Tuesday, May 29, 2012

Week 2 begins

Bold incised sherd dating to the mission period.
Summer weather is definitely here, with 96 degree temperatures by early afternoon and sporadic thunder showers in the later afternoon and evening.  Despite the heat, our crew continues to make great progress in all our excavation units.  All units are either rapidly approaching or already within mission-period deposits, and Spanish and Apalachee artifacts are becoming more frequent, including several types of Spanish majolica, lead shot, seed beads, and Native American pottery such as the incised sherd shown above.
Bobby Bernal and Kendall Burns photo-clean a 2x2 m unit.
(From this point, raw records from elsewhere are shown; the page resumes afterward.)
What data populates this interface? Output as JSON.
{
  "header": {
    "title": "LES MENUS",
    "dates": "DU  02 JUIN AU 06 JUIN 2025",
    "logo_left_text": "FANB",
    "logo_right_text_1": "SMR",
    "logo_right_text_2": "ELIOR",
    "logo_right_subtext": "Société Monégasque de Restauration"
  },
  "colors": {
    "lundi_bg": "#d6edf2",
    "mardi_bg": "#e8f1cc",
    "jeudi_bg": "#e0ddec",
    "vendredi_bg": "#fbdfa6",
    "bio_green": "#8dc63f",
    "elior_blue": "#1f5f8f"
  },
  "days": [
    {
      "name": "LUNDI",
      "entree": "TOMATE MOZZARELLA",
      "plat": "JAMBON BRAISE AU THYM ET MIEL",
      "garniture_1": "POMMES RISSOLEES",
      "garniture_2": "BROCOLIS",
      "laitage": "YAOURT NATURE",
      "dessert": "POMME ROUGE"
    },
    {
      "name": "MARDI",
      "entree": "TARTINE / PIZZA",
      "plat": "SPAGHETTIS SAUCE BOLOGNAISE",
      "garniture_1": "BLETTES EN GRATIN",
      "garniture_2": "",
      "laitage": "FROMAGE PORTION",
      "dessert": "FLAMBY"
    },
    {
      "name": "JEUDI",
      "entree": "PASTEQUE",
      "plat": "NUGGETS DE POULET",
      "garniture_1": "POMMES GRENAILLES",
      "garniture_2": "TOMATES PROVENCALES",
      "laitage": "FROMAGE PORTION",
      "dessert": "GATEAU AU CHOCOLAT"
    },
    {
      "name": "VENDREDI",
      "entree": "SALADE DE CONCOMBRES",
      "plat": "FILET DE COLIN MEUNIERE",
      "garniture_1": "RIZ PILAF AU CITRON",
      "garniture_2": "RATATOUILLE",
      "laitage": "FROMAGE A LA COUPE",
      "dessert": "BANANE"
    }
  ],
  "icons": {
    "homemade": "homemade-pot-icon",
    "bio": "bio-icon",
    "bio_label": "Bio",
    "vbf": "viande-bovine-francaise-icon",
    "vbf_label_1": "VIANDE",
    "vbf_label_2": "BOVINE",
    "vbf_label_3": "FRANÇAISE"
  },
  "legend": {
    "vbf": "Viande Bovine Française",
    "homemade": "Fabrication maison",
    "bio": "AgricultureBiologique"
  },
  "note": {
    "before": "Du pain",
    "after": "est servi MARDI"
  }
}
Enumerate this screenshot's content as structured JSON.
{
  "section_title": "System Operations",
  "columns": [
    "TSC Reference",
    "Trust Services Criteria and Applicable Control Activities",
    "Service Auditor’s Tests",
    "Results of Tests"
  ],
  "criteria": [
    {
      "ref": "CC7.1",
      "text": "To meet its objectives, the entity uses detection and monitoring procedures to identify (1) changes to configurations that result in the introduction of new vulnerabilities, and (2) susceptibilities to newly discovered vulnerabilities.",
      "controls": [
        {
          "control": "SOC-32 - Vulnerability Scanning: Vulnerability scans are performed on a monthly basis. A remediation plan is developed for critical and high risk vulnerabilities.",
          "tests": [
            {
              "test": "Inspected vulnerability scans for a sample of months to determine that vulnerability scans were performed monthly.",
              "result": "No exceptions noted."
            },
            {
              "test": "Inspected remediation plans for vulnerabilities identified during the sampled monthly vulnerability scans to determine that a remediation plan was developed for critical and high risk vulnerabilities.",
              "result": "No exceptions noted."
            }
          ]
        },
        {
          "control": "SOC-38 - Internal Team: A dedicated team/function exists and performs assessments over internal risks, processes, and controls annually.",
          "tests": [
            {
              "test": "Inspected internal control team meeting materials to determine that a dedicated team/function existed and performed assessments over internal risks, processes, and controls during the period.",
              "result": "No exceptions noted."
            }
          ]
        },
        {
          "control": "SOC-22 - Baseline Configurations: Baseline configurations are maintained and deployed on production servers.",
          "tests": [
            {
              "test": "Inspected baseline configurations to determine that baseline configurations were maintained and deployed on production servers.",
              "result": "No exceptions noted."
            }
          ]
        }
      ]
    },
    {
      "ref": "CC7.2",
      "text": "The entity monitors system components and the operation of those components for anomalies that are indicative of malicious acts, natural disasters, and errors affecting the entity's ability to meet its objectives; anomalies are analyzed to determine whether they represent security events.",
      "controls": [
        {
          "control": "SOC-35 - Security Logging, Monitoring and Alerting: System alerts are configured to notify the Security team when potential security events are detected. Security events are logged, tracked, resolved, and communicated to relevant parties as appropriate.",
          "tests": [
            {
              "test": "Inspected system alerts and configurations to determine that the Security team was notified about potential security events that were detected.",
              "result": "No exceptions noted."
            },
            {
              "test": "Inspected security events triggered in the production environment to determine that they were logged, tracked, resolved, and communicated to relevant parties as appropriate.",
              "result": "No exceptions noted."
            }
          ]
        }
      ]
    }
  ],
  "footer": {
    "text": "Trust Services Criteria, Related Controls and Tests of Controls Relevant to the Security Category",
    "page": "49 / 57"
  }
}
Photo showing distribution of yellow and gray clay cap layers.
Our first 50x50 cm shovel test was completed today, and several of our larger units were brought down to the bases of arbitrary 10 cm excavation levels and mapped after careful photo-cleaning (shown above).  Once unit floors had been scraped level and photographed (shown to right), measured plan view maps were drawn in order to record the exact location of each soil color variation, in many cases corresponding to cultural features such as wall trenches or pits that will become more clear deeper in the units.  While painstaking, this level of detail in archaeological excavation is absolutely essential in squeezing every possible bit of information from the pristine deposits at the site.

More action shots of the crew are below.

Bobby Bernal and Kendall Burns mapping the unit floor.

Michelle Pigott examining a find while troweling.

Wesley Garrett and Katie Brewer mapping another unit.